Using Threads.@spawn or Threads.@threads create several threads to run on a single cpu core, right?

No, threads are executed in parallel on all CPU cores that Julia is allowed to use. The difference between threads and processes are:

  1. All threads share the same memory which can make them faster
  2. all threads share the same garbage collector which can make them slower
  3. communication between threads is faster than between processes, but also more easy to get wrong
3 Likes

I have in my real code a time-loop which includes some computation at each iteration. I am using "Threads.@threads" or "Threads.@spawns" inside each iteration to address these calculation.
However, there is an overhead time at each iteration to open the threads and I did not get gain though. Therefore, I was thinking of using "Threads.@spawns" by creating them and leaving them running over the whole time-loop by some sort of syncronization (sharedFlag and l = ReentrantLock() in the code) between the slave threads and the master one. And this is what I want to correct in my MWE to make it gives me the results that I want.
Thanks to your advice, I changed to use normal array rather than “SharedArray” meanwhile working with threads as below. I tried to put two variables status and iter which are updated by the master thread, and print their resutls by the slave ones (again to test the synchronization between them). However, I am seeing that their values are not correct during the second iteration of time-loop (it should be as in the comments). I dont know the reason for that.

function func_parallel()
  Nthreads = 3;
  tmin = 1;
  tmax = 2;
  timeSim = tmin:tmax;
  status = false
  iter = 0
  l = ReentrantLock()
  flag_start  = [false, false, false]
  flag_finish = [false, false, false]
  # slave threads 
  thrs = [Threads.@spawn begin
          for d in tmin:tmax
            while !flag_start[j]
              sleep(0.001)
            end
            lock(l)
              println("Hi from process $j at iteration $d and $status and $iter")
              flag_finish[j] = true
              flag_start[j]  = false
            unlock(l)
          end # for _ in tmin:tmax
  end for j = 1:Nthreads];
  # master threads
  for i in tmin:tmax
    lock(l)
      flag_start  .= true
      unlock(l)
    while reduce(&, flag_finish) == false
      sleep(0.001)
    end
      status = !status
      iter += 1
  end 
  fetch.(thrs)
end
func_parallel()
Hi from process 1 at iteration 1 and false and 0
Hi from process 2 at iteration 1 and false and 0
Hi from process 3 at iteration 1 and false and 0
Hi from process 1 at iteration 2 and false and 2  # Hi from process 1 at iteration 2 and true and 1
Hi from process 2 at iteration 2 and false and 2  # Hi from process 2 at iteration 2 and true and 1
Hi from process 3 at iteration 2 and false and 2  # Hi from process 3 at iteration 2 and true and 1

My impressions is that what you are trying to do is pretty advanced. Did you have a look at GitHub - JuliaSIMD/Polyester.jl: The cheapest threads you can find! for low overhead threading and at GitHub - tro3/ThreadPools.jl: Improved thread management for background and nonuniform tasks in Julia. Docs at https://tro3.github.io/ThreadPools.jl ?

3 Likes

Thanks, I will check them!
By the way, I revised my last post just now again and I believe my point now should be clear about the main problem if you want to have another look at it.
Thanks alot for your help.

Can you perhaps rename the title of this thread? For example to
“How to implement a thread pool?” or “How to re-use threads?”.

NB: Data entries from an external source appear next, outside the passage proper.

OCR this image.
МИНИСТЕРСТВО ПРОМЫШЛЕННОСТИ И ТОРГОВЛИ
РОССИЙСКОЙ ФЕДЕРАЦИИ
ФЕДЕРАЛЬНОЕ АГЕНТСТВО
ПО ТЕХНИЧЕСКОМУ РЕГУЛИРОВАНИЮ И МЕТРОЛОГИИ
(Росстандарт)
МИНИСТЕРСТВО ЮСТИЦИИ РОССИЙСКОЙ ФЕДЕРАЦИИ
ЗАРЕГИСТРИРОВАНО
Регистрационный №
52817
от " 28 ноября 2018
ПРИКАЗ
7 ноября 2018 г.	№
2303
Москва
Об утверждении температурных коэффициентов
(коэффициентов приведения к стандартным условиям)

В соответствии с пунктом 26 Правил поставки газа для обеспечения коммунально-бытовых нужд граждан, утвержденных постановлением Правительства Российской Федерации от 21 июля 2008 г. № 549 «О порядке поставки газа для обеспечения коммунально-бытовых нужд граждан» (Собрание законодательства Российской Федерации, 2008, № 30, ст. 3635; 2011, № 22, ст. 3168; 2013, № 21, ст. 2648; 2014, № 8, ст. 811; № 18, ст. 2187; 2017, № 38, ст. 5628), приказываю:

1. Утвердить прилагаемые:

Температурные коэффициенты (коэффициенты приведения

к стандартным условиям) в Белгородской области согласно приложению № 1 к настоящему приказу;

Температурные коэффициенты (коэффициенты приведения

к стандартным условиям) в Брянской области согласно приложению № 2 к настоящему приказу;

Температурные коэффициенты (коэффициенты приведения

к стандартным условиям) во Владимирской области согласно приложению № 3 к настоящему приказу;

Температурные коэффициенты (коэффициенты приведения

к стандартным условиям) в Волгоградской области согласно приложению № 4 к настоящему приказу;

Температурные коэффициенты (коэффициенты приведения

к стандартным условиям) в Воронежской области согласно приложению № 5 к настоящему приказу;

This would make it more likely that someone replies who did this already…

1 Like

Thanks for your advice. It is unfortunate that I ma not able to rename it.

Well, I am able to edit the title of my own posts by clicking on the crayon next to the title. Does that work for you?

1 Like

Thanks for your feedback, I can do the edit within one day of posting it. After that, I cannot,

I’ve changed it as per Uwe’s suggestion.

1 Like

Thanks nils

You can use Atomic Operations if you want to do that manually, or Channels if you don’t.

1 Like